Arthur Blayney Percival (7 March 1875 – 20 January 1941) was a British naturalist, and hunter, who served as a game ranger in Colonial East Africa. He was involved in managing reserves mainly for white colonial trophy hunters and preventing traditional tribal communities from using reserve land.

== Life and work ==
Percival was born in Newcastle-on-Tyne and studied at the Bluecoat School and the Durham College of Science.
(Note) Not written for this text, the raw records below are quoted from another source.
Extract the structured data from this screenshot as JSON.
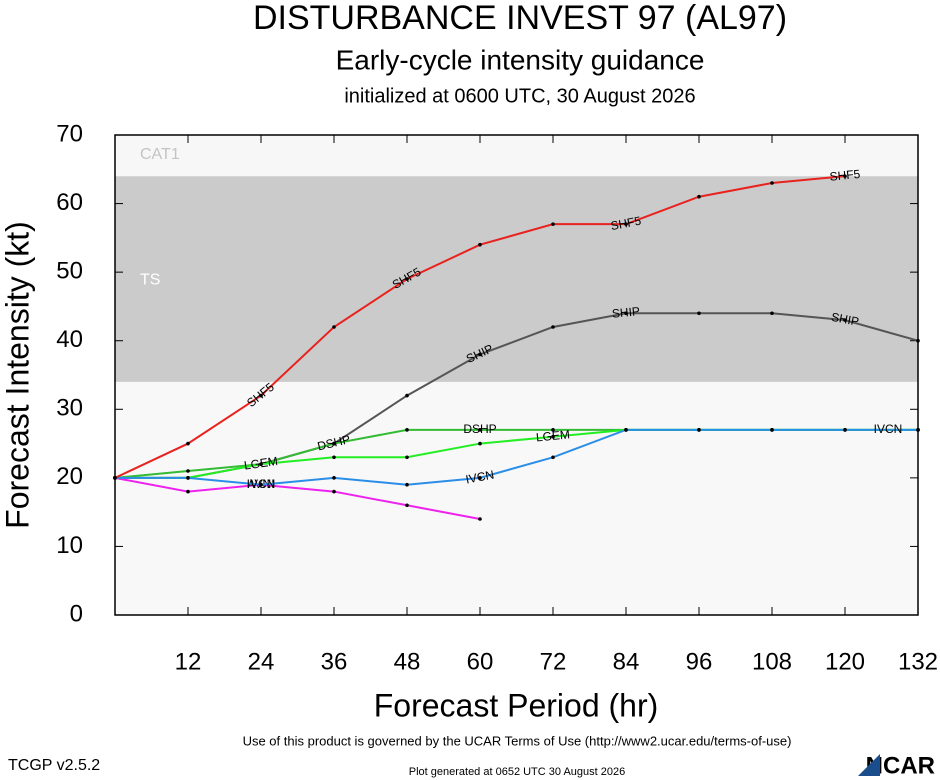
{
  "chart_data": {
    "type": "line",
    "title": "DISTURBANCE INVEST 97 (AL97)",
    "subtitle": "Early-cycle intensity guidance",
    "initialized": "initialized at 0600 UTC, 30 August 2026",
    "x_label": "Forecast Period (hr)",
    "y_label": "Forecast Intensity (kt)",
    "footer": "Use of this product is governed by the UCAR Terms of Use (http://www2.ucar.edu/terms-of-use)",
    "version": "TCGP v2.5.2",
    "generated": "Plot generated at 0652 UTC   30 August 2026",
    "logo": "NCAR",
    "xlim": [
      0,
      132
    ],
    "xticks": [
      12,
      24,
      36,
      48,
      60,
      72,
      84,
      96,
      108,
      120,
      132
    ],
    "ylim": [
      0,
      70
    ],
    "yticks": [
      0,
      10,
      20,
      30,
      40,
      50,
      60,
      70
    ],
    "bands": [
      {
        "label": "TS",
        "from": 34,
        "to": 64,
        "color": "#cbcbcb"
      },
      {
        "label": "CAT1",
        "from": 64,
        "to": 70,
        "color": "#f7f7f7"
      }
    ],
    "x": [
      0,
      12,
      24,
      36,
      48,
      60,
      72,
      84,
      96,
      108,
      120,
      132
    ],
    "series": [
      {
        "name": "SHIP",
        "color": "#555555",
        "values": [
          20,
          20,
          22,
          25,
          32,
          38,
          42,
          44,
          44,
          44,
          43,
          40
        ]
      },
      {
        "name": "DSHP",
        "color": "#33bb33",
        "values": [
          20,
          21,
          22,
          25,
          27,
          27,
          27,
          27,
          27,
          27,
          27,
          27
        ]
      },
      {
        "name": "LGEM",
        "color": "#22ee22",
        "values": [
          20,
          20,
          22,
          23,
          23,
          25,
          26,
          27,
          27,
          27,
          27,
          27
        ]
      },
      {
        "name": "AVNI",
        "color": "#ee22ee",
        "values": [
          20,
          18,
          19,
          18,
          16,
          14,
          null,
          null,
          null,
          null,
          null,
          null
        ]
      },
      {
        "name": "IVCN",
        "color": "#2a8ee8",
        "values": [
          20,
          20,
          19,
          20,
          19,
          20,
          23,
          27,
          27,
          27,
          27,
          27
        ]
      },
      {
        "name": "SHF5",
        "color": "#e8221e",
        "values": [
          20,
          25,
          32,
          42,
          49,
          54,
          57,
          57,
          61,
          63,
          64,
          null
        ]
      }
    ]
  }
}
He specialized in zoology. He travelled to Arabia to collect birds on a British Museum expedition. He then moved to East Africa and became an assistant collector in 1900. He became a Ranger of Game Reserves in 1901 under Sir Charles Eliot. He was involved in creating the game laws of 1906. He became a senior game ranger in 1907. In 1909 he was one of the founders of the East Africa and Uganda Natural History Society. He collected mammal specimens for the Coryndon Memorial Museum in Nairobi. In 1915 he was made Game Warden. F. J. Jackson mentioned that Percival "as a Ranger is not brilliant" and Ainsworth wrote that he was "useless as a game ranger". He retired in 1923 and lived in "Mamandu", Machakos from 1930 where he died of laryngeal cancer. His younger brother Philip Hope Percival became the president of the East African Professional Hunters Association founded in 1934.

Percival was married to Dolly Edwards who died in 1919. In 1920 he married Nellie Winifred Jacqueline 'Jacky', widow of Thomas William Breckenridge. A daughter Margaret (1922-2016, later Kummerfeldt) settled in the US while a son, Peter "Buster", died in World War II. A number of species have been named after him including Oriolus percivali, Rhynchostruthus percivali, Clootis percivali, Acomys percivali, and Gerbillus percivali..

Percival wrote A Game Ranger’s Note Book (1924) and A Game Ranger on Safari (1928).